Journal Saint-François
- Format: Tabloid
- Owner: Gravité Média
- Founded: 1977
- Language: French
- Sister newspapers: Le Courrier du Sud, La Relève, Le Reflet, Le Soleil de Châteauguay
- Website: www.journalsaint-francois.ca

= Journal Saint-François =

French-language weekly newspaper in Quebec, Canada

Le Journal Saint-François is a free French-language weekly tabloid newspaper based in Salaberry-de-Valleyfield, Quebec, Canada. The newspaper is distributed online and at 125 drop-off points in the city of Salaberry-de-Valleyfield and other municipalities that are part of the Beauharnois-Salaberry Regional County Municipality and the Vaudreuil-Soulanges Regional County Municipality. Le Journal Saint-François is owned by Gravité Média.

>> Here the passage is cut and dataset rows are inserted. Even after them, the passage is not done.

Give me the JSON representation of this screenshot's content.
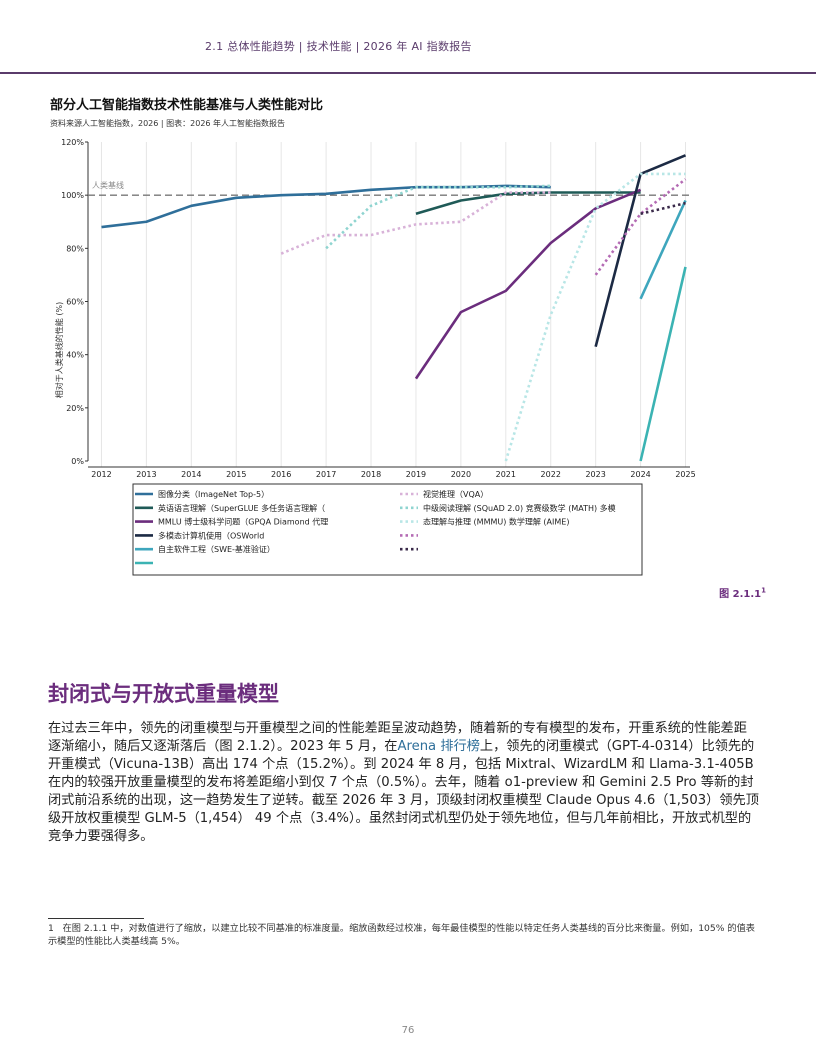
{
  "header": "2.1 总体性能趋势 | 技术性能 | 2026 年 AI 指数报告",
  "chart_data": {
    "type": "line",
    "title": "部分人工智能指数技术性能基准与人类性能对比",
    "subtitle": "资料来源人工智能指数，2026 | 图表：2026 年人工智能指数报告",
    "y_label": "相对于人类基线的性能 (%)",
    "x": [
      2012,
      2013,
      2014,
      2015,
      2016,
      2017,
      2018,
      2019,
      2020,
      2021,
      2022,
      2023,
      2024,
      2025
    ],
    "xlim": [
      2011.7,
      2025.1
    ],
    "xticks": [
      2012,
      2013,
      2014,
      2015,
      2016,
      2017,
      2018,
      2019,
      2020,
      2021,
      2022,
      2023,
      2024,
      2025
    ],
    "ylim": [
      0,
      120
    ],
    "yticks": [
      {
        "value": 0,
        "label": "0%"
      },
      {
        "value": 20,
        "label": "20%"
      },
      {
        "value": 40,
        "label": "40%"
      },
      {
        "value": 60,
        "label": "60%"
      },
      {
        "value": 80,
        "label": "80%"
      },
      {
        "value": 100,
        "label": "100%"
      },
      {
        "value": 120,
        "label": "120%"
      }
    ],
    "grid": true,
    "baseline": {
      "value": 100,
      "label": "人类基线"
    },
    "series": [
      {
        "name": "图像分类（ImageNet Top-5）",
        "color": "#2f6f9a",
        "style": "solid",
        "values": [
          88,
          90,
          96,
          99,
          100,
          100.5,
          102,
          103,
          103,
          103.5,
          103,
          null,
          null,
          null
        ]
      },
      {
        "name": "英语语言理解（SuperGLUE 多任务语言理解（",
        "color": "#1f5a57",
        "style": "solid",
        "values": [
          null,
          null,
          null,
          null,
          null,
          null,
          null,
          93,
          98,
          100.5,
          101,
          101,
          101,
          null
        ]
      },
      {
        "name": "MMLU 博士级科学问题（GPQA Diamond 代理",
        "color": "#6b2d7d",
        "style": "solid",
        "values": [
          null,
          null,
          null,
          null,
          null,
          null,
          null,
          31,
          56,
          64,
          82,
          95,
          102,
          null
        ]
      },
      {
        "name": "多模态计算机使用（OSWorld",
        "color": "#1c2a44",
        "style": "solid",
        "values": [
          null,
          null,
          null,
          null,
          null,
          null,
          null,
          null,
          null,
          null,
          null,
          43,
          108,
          115
        ]
      },
      {
        "name": "自主软件工程（SWE-基准验证）",
        "color": "#3ea6bd",
        "style": "solid",
        "values": [
          null,
          null,
          null,
          null,
          null,
          null,
          null,
          null,
          null,
          null,
          null,
          null,
          61,
          98
        ]
      },
      {
        "color": "#3bb3b3",
        "style": "solid",
        "values": [
          null,
          null,
          null,
          null,
          null,
          null,
          null,
          null,
          null,
          null,
          null,
          null,
          0,
          73
        ]
      },
      {
        "name": "视觉推理（VQA）",
        "color": "#d8b2d8",
        "style": "dotted",
        "values": [
          null,
          null,
          null,
          null,
          78,
          85,
          85,
          89,
          90,
          101,
          101,
          null,
          null,
          null
        ]
      },
      {
        "name": "中级阅读理解 (SQuAD 2.0) 竞赛级数学 (MATH) 多模",
        "color": "#8fd4d0",
        "style": "dotted",
        "values": [
          null,
          null,
          null,
          null,
          null,
          80,
          96,
          103,
          103,
          103,
          103.5,
          null,
          null,
          null
        ]
      },
      {
        "name": "态理解与推理 (MMMU) 数学理解 (AIME)",
        "color": "#b8e6e6",
        "style": "dotted",
        "values": [
          null,
          null,
          null,
          null,
          null,
          null,
          null,
          null,
          null,
          0,
          55,
          95,
          108,
          108
        ]
      },
      {
        "color": "#b46bb4",
        "style": "dotted",
        "values": [
          null,
          null,
          null,
          null,
          null,
          null,
          null,
          null,
          null,
          null,
          null,
          70,
          93,
          106
        ]
      },
      {
        "color": "#3a2a4a",
        "style": "dotted",
        "values": [
          null,
          null,
          null,
          null,
          null,
          null,
          null,
          null,
          null,
          null,
          null,
          null,
          93,
          97
        ]
      }
    ]
  },
  "figure_label": "图 2.1.1",
  "figure_note_marker": "1",
  "section_title": "封闭式与开放式重量模型",
  "paragraph": [
    "在过去三年中，领先的闭重模型与开重模型之间的性能差距呈波动趋势，随着新的专有模型的发布，开重系统的性能差距逐渐缩小，随后又逐渐落后（图 2.1.2）。2023 年 5 月，在",
    "Arena 排行榜",
    "上，领先的闭重模式（GPT-4-0314）比领先的开重模式（Vicuna-13B）高出 174 个点（15.2%）。到 2024 年 8 月，包括 Mixtral、WizardLM 和 Llama-3.1-405B 在内的较强开放重量模型的发布将差距缩小到仅 7 个点（0.5%）。去年，随着 o1-preview 和 Gemini 2.5 Pro 等新的封闭式前沿系统的出现，这一趋势发生了逆转。截至 2026 年 3 月，顶级封闭权重模型 Claude Opus 4.6（1,503）领先顶级开放权重模型 GLM-5（1,454） 49 个点（3.4%）。虽然封闭式机型仍处于领先地位，但与几年前相比，开放式机型的竞争力要强得多。"
  ],
  "footnote": {
    "marker": "1",
    "text": "在图 2.1.1 中，对数值进行了缩放，以建立比较不同基准的标准度量。缩放函数经过校准，每年最佳模型的性能以特定任务人类基线的百分比来衡量。例如，105% 的值表示模型的性能比人类基线高 5%。"
  },
  "page_number": "76"
}
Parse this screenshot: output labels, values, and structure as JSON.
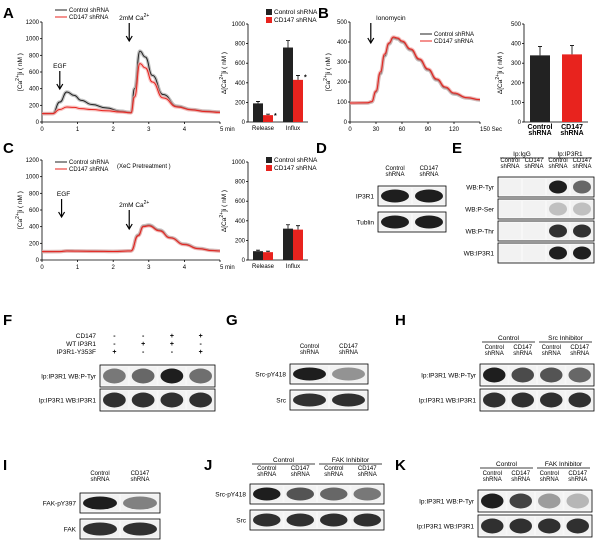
{
  "figure": {
    "panels": {
      "A": {
        "label": "A"
      },
      "B": {
        "label": "B"
      },
      "C": {
        "label": "C"
      },
      "D": {
        "label": "D"
      },
      "E": {
        "label": "E"
      },
      "F": {
        "label": "F"
      },
      "G": {
        "label": "G"
      },
      "H": {
        "label": "H"
      },
      "I": {
        "label": "I"
      },
      "J": {
        "label": "J"
      },
      "K": {
        "label": "K"
      }
    },
    "colors": {
      "control": "#222222",
      "cd147": "#e8231e",
      "band": "#1e1e1e"
    }
  },
  "chart_data": [
    {
      "id": "A-trace",
      "type": "line",
      "ylabel": "[Ca2+]i ( nM )",
      "xunit": "5 min",
      "ylim": [
        0,
        1200
      ],
      "yticks": [
        "0",
        "200",
        "400",
        "600",
        "800",
        "1000",
        "1200"
      ],
      "xticks": [
        "0",
        "1",
        "2",
        "3",
        "4",
        "5 min"
      ],
      "legend": [
        "Control shRNA",
        "CD147 shRNA"
      ],
      "annotations": [
        "EGF",
        "2mM Ca2+"
      ],
      "series": [
        {
          "name": "Control shRNA",
          "x": [
            0,
            0.3,
            0.5,
            0.7,
            0.9,
            1.1,
            1.4,
            1.8,
            2.2,
            2.5,
            2.6,
            2.75,
            2.9,
            3.1,
            3.4,
            3.8,
            4.2,
            4.6,
            5
          ],
          "y": [
            100,
            102,
            240,
            360,
            320,
            260,
            210,
            170,
            130,
            115,
            400,
            850,
            780,
            560,
            330,
            190,
            150,
            130,
            120
          ]
        },
        {
          "name": "CD147 shRNA",
          "x": [
            0,
            0.3,
            0.5,
            0.7,
            0.9,
            1.1,
            1.4,
            1.8,
            2.2,
            2.5,
            2.6,
            2.75,
            2.9,
            3.1,
            3.4,
            3.8,
            4.2,
            4.6,
            5
          ],
          "y": [
            100,
            101,
            150,
            180,
            175,
            160,
            150,
            135,
            120,
            110,
            300,
            700,
            650,
            480,
            290,
            180,
            145,
            125,
            115
          ]
        }
      ]
    },
    {
      "id": "A-bar",
      "type": "bar",
      "ylabel": "Δ[Ca2+]i ( nM )",
      "ylim": [
        0,
        1000
      ],
      "yticks": [
        "0",
        "200",
        "400",
        "600",
        "800",
        "1000"
      ],
      "categories": [
        "Release",
        "Influx"
      ],
      "legend": [
        "Control shRNA",
        "CD147 shRNA"
      ],
      "series": [
        {
          "name": "Control shRNA",
          "values": [
            190,
            760
          ]
        },
        {
          "name": "CD147 shRNA",
          "values": [
            70,
            430
          ]
        }
      ],
      "errors": [
        [
          20,
          70
        ],
        [
          10,
          45
        ]
      ],
      "significance": [
        "*",
        "*"
      ]
    },
    {
      "id": "B-trace",
      "type": "line",
      "ylabel": "[Ca2+]i ( nM )",
      "ylim": [
        0,
        500
      ],
      "yticks": [
        "0",
        "100",
        "200",
        "300",
        "400",
        "500"
      ],
      "xticks": [
        "0",
        "30",
        "60",
        "90",
        "120",
        "150 Sec"
      ],
      "legend": [
        "Control shRNA",
        "CD147 shRNA"
      ],
      "annotations": [
        "Ionomycin"
      ],
      "series": [
        {
          "name": "Control shRNA",
          "x": [
            0,
            20,
            25,
            30,
            35,
            40,
            45,
            50,
            55,
            60,
            70,
            80,
            90,
            100,
            110,
            120,
            135,
            150
          ],
          "y": [
            95,
            95,
            100,
            150,
            240,
            330,
            390,
            420,
            415,
            400,
            360,
            310,
            260,
            210,
            170,
            140,
            120,
            110
          ]
        },
        {
          "name": "CD147 shRNA",
          "x": [
            0,
            20,
            25,
            30,
            35,
            40,
            45,
            50,
            55,
            60,
            70,
            80,
            90,
            100,
            110,
            120,
            135,
            150
          ],
          "y": [
            95,
            96,
            102,
            155,
            250,
            340,
            395,
            425,
            420,
            405,
            365,
            315,
            265,
            215,
            175,
            145,
            122,
            112
          ]
        }
      ]
    },
    {
      "id": "B-bar",
      "type": "bar",
      "ylabel": "Δ[Ca2+]i ( nM )",
      "ylim": [
        0,
        500
      ],
      "yticks": [
        "0",
        "100",
        "200",
        "300",
        "400",
        "500"
      ],
      "categories": [
        "Control shRNA",
        "CD147 shRNA"
      ],
      "values": [
        340,
        345
      ],
      "errors": [
        45,
        45
      ]
    },
    {
      "id": "C-trace",
      "type": "line",
      "ylabel": "[Ca2+]i ( nM )",
      "ylim": [
        0,
        1200
      ],
      "yticks": [
        "0",
        "200",
        "400",
        "600",
        "800",
        "1000",
        "1200"
      ],
      "xticks": [
        "0",
        "1",
        "2",
        "3",
        "4",
        "5 min"
      ],
      "legend": [
        "Control shRNA",
        "CD147 shRNA",
        "(XeC Pretreatment )"
      ],
      "annotations": [
        "EGF",
        "2mM Ca2+"
      ],
      "series": [
        {
          "name": "Control shRNA",
          "x": [
            0,
            0.5,
            0.7,
            1,
            1.5,
            2,
            2.5,
            2.7,
            2.85,
            3,
            3.3,
            3.6,
            4,
            4.4,
            4.8,
            5
          ],
          "y": [
            100,
            102,
            110,
            108,
            106,
            104,
            110,
            300,
            410,
            420,
            360,
            270,
            190,
            140,
            115,
            110
          ]
        },
        {
          "name": "CD147 shRNA",
          "x": [
            0,
            0.5,
            0.7,
            1,
            1.5,
            2,
            2.5,
            2.7,
            2.85,
            3,
            3.3,
            3.6,
            4,
            4.4,
            4.8,
            5
          ],
          "y": [
            100,
            101,
            108,
            106,
            104,
            102,
            108,
            290,
            400,
            410,
            350,
            265,
            185,
            135,
            112,
            108
          ]
        }
      ]
    },
    {
      "id": "C-bar",
      "type": "bar",
      "ylabel": "Δ[Ca2+]i ( nM )",
      "ylim": [
        0,
        1000
      ],
      "yticks": [
        "0",
        "200",
        "400",
        "600",
        "800",
        "1000"
      ],
      "categories": [
        "Release",
        "Influx"
      ],
      "legend": [
        "Control shRNA",
        "CD147 shRNA"
      ],
      "series": [
        {
          "name": "Control shRNA",
          "values": [
            90,
            320
          ]
        },
        {
          "name": "CD147 shRNA",
          "values": [
            80,
            310
          ]
        }
      ],
      "errors": [
        [
          10,
          40
        ],
        [
          10,
          40
        ]
      ]
    }
  ],
  "blots": {
    "D": {
      "lanes": [
        "Control shRNA",
        "CD147 shRNA"
      ],
      "rows": [
        {
          "label": "IP3R1",
          "bands": [
            1.0,
            1.0
          ]
        },
        {
          "label": "Tublin",
          "bands": [
            1.0,
            1.0
          ]
        }
      ]
    },
    "E": {
      "groups": [
        "Ip:IgG",
        "Ip:IP3R1"
      ],
      "lanes": [
        "Control shRNA",
        "CD147 shRNA",
        "Control shRNA",
        "CD147 shRNA"
      ],
      "rows": [
        {
          "label": "WB:P-Tyr",
          "bands": [
            0,
            0,
            1.0,
            0.6
          ]
        },
        {
          "label": "WB:P-Ser",
          "bands": [
            0,
            0,
            0.1,
            0.1
          ]
        },
        {
          "label": "WB:P-Thr",
          "bands": [
            0,
            0,
            0.9,
            0.9
          ]
        },
        {
          "label": "WB:IP3R1",
          "bands": [
            0,
            0,
            1.0,
            1.0
          ]
        }
      ]
    },
    "F": {
      "conditions": [
        {
          "label": "CD147",
          "marks": [
            "-",
            "-",
            "+",
            "+"
          ]
        },
        {
          "label": "WT IP3R1",
          "marks": [
            "-",
            "+",
            "+",
            "-"
          ]
        },
        {
          "label": "IP3R1-Y353F",
          "marks": [
            "+",
            "-",
            "-",
            "+"
          ]
        }
      ],
      "rows": [
        {
          "label": "Ip:IP3R1  WB:P-Tyr",
          "bands": [
            0.5,
            0.6,
            1.0,
            0.55
          ]
        },
        {
          "label": "Ip:IP3R1  WB:IP3R1",
          "bands": [
            0.9,
            0.9,
            0.9,
            0.9
          ]
        }
      ]
    },
    "G": {
      "lanes": [
        "Control shRNA",
        "CD147 shRNA"
      ],
      "rows": [
        {
          "label": "Src-pY418",
          "bands": [
            1.0,
            0.35
          ]
        },
        {
          "label": "Src",
          "bands": [
            0.9,
            0.9
          ]
        }
      ]
    },
    "H": {
      "groups": [
        "Control",
        "Src Inhibitor"
      ],
      "lanes": [
        "Control shRNA",
        "CD147 shRNA",
        "Control shRNA",
        "CD147 shRNA"
      ],
      "rows": [
        {
          "label": "Ip:IP3R1  WB:P-Tyr",
          "bands": [
            1.0,
            0.75,
            0.7,
            0.6
          ]
        },
        {
          "label": "Ip:IP3R1 WB:IP3R1",
          "bands": [
            0.9,
            0.9,
            0.9,
            0.9
          ]
        }
      ]
    },
    "I": {
      "lanes": [
        "Control shRNA",
        "CD147 shRNA"
      ],
      "rows": [
        {
          "label": "FAK-pY397",
          "bands": [
            1.0,
            0.45
          ]
        },
        {
          "label": "FAK",
          "bands": [
            0.9,
            0.9
          ]
        }
      ]
    },
    "J": {
      "groups": [
        "Control",
        "FAK Inhibitor"
      ],
      "lanes": [
        "Control shRNA",
        "CD147 shRNA",
        "Control shRNA",
        "CD147 shRNA"
      ],
      "rows": [
        {
          "label": "Src-pY418",
          "bands": [
            1.0,
            0.7,
            0.6,
            0.5
          ]
        },
        {
          "label": "Src",
          "bands": [
            0.9,
            0.9,
            0.9,
            0.9
          ]
        }
      ]
    },
    "K": {
      "groups": [
        "Control",
        "FAK Inhibitor"
      ],
      "lanes": [
        "Control shRNA",
        "CD147 shRNA",
        "Control shRNA",
        "CD147 shRNA"
      ],
      "rows": [
        {
          "label": "Ip:IP3R1  WB:P-Tyr",
          "bands": [
            1.0,
            0.8,
            0.3,
            0.15
          ]
        },
        {
          "label": "Ip:IP3R1  WB:IP3R1",
          "bands": [
            0.9,
            0.9,
            0.9,
            0.9
          ]
        }
      ]
    }
  }
}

In 2013, the newspaper merged with former competitor Le Soleil de Valleyfield when media group Quebecor sold its regional weekly papers to Transcontinental. Two years later, Le Soleil was absorbed into Le Journal Saint-François. In the years preceding the merger, other newspapers in the region closed, making Le Journal Saint-François one of only two print newspaper covering the city of Salaberry-de-Valleyfield. News website INFOSuroit.com also covers the area.

Le Journal Saint-François covers local news, including politics, urban development, culture, crime, and other topics.

Gravité Média also owns Le Journal Saint-François sister publications, Le Courrier du Sud, La Relève, Le Reflet and Le Soleil de Châteauguay.